Sa messagerie regorgeait de mails.
Elle parcourut rapidement les expéditeurs, en élimina une bonne
partie sans les ouvrir, s’arrêta sur un mail, cliqua dessus.
C’était Séraphine, la fille de Miss Natla. Depuis l’affaire avec
sa mère dans Tomb Raider 1, elles étaient devenues copines.
« Salut Lara, tu vas pas me croire, je suis avec Claire Redfield
et on chasse les monstres du côté de la Russie, dans une petite
ville perdue, ou on a pu dégoter un cyber café. Un labo du coin
a fabriqué un virus mutagène ultra virulent, encore plus
puissant que celui de Racoon City. Et les monstres sont de
retour, comme au bon vieux temps de Resident Evil. Remarque,
avec maman c’était pas triste non plus. Moi et Claire on
s’éclate un max. Rejoins-nous vite, comme on sait que tu adores
chasser les zombies et autres bestioles bizarroïdes, tu vas
triper trop grave ! Ça gicle de l’hémoglobine dans tous les sens
! Bon, faut que je te laisse, des zombies attaquent, et si je me
dépêche pas, Claire va pas m’en laisser un seul. Gros bisous.
Séraphine »
Lara esquissa un petit sourire.
- Des vraies gamines, dit-elle en tapant une réponse.
« Désolé les filles, mais j’ai pas trop envie de goulache
sanglante en ce moment, mais plutôt de calme et de sérénité.

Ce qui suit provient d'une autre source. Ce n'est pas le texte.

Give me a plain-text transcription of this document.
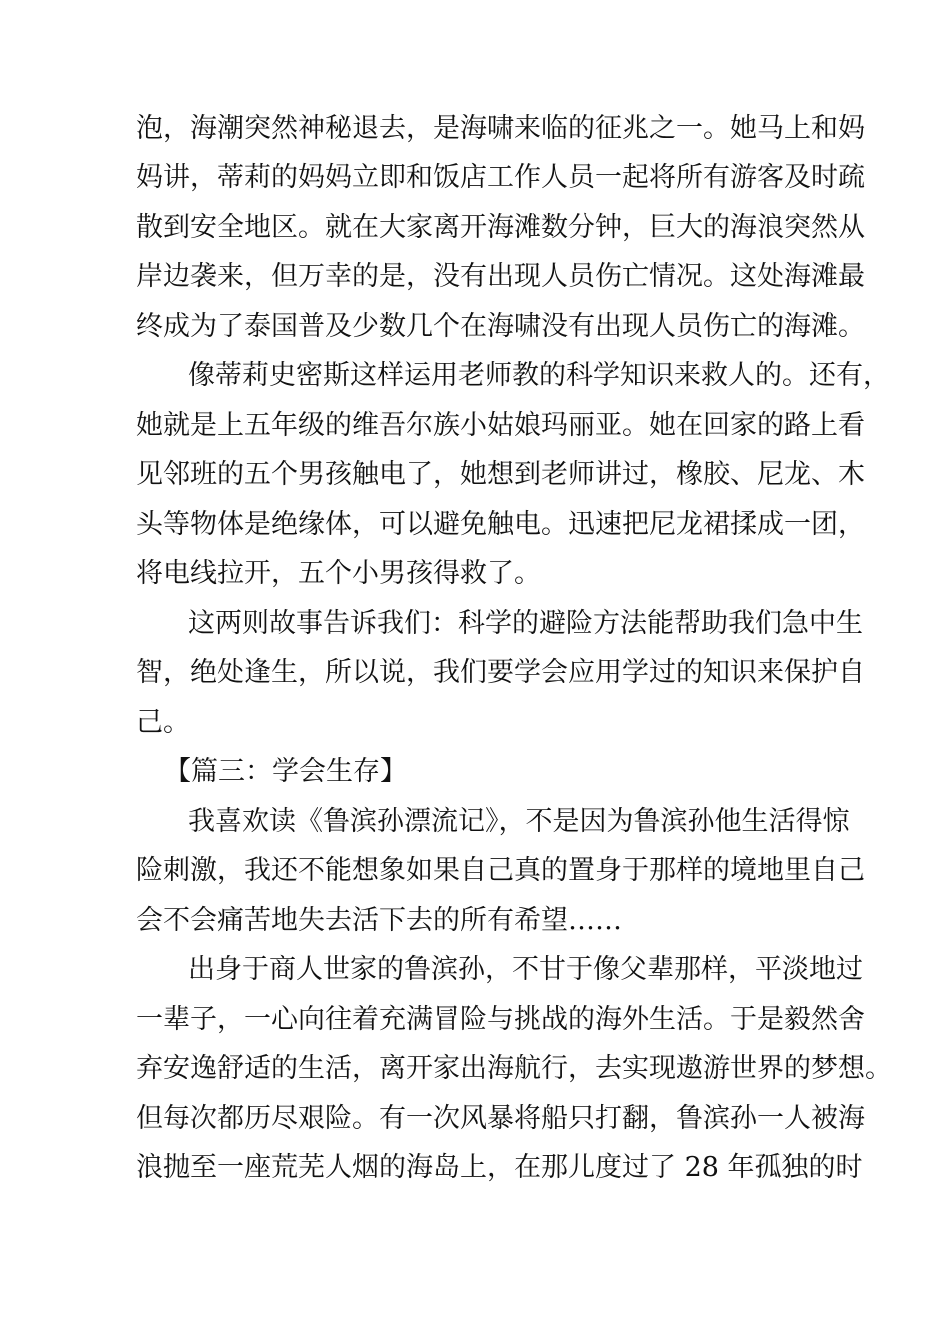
泡，海潮突然神秘退去，是海啸来临的征兆之一。她马上和妈

妈讲，蒂莉的妈妈立即和饭店工作人员一起将所有游客及时疏

散到安全地区。就在大家离开海滩数分钟，巨大的海浪突然从

岸边袭来，但万幸的是，没有出现人员伤亡情况。这处海滩最

终成为了泰国普及少数几个在海啸没有出现人员伤亡的海滩。

像蒂莉史密斯这样运用老师教的科学知识来救人的。还有，

她就是上五年级的维吾尔族小姑娘玛丽亚。她在回家的路上看

见邻班的五个男孩触电了，她想到老师讲过，橡胶、尼龙、木

头等物体是绝缘体，可以避免触电。迅速把尼龙裙揉成一团，

将电线拉开，五个小男孩得救了。

这两则故事告诉我们：科学的避险方法能帮助我们急中生

智，绝处逢生，所以说，我们要学会应用学过的知识来保护自

己。

【篇三：学会生存】

我喜欢读《鲁滨孙漂流记》，不是因为鲁滨孙他生活得惊

险刺激，我还不能想象如果自己真的置身于那样的境地里自己

会不会痛苦地失去活下去的所有希望……

出身于商人世家的鲁滨孙，不甘于像父辈那样，平淡地过

一辈子，一心向往着充满冒险与挑战的海外生活。于是毅然舍

弃安逸舒适的生活，离开家出海航行，去实现遨游世界的梦想。

但每次都历尽艰险。有一次风暴将船只打翻，鲁滨孙一人被海

浪抛至一座荒芜人烟的海岛上，在那儿度过了 28 年孤独的时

Eclatez-vous bien et gardez-moi l’aile et la cuisse ! Bisous.
Lara »
Elle cliqua sur envoi et éteignit le pc.
Dehors la pluie
tombait de nouveau avec fracas.
Lara fila au salon, prit la télécommande sur la table basse,
s’affala dans le canapé, alluma la télé écran géant et zappa sur
Euronews.
Au bout d’un moment, elle cligna des yeux et s’endormit.
Un hiti à la peau grise, la tête hypertrophiée et le corps
rachitique, apparut dans un rayonnement de lumière.
- N’aie pas peur, Lara, dit-il, ce n’est pas un rêve, je
m’appelle Xerox et je viens d’Alpha du Centaure. Nous vous
observons depuis des siècles, et le moment est venu d’établir un
contact. Nous t’avons choisie pour être notre ambassadrice. Nous
allons téléporter ton esprit dans notre monde, tu y découvriras
notre civilisation et tous ses progrès, que nous partagerons
avec vous.
- Une autre fois, répliqua Lara, là je fais un break. Repassez
le mois prochain, je serai plus disponible.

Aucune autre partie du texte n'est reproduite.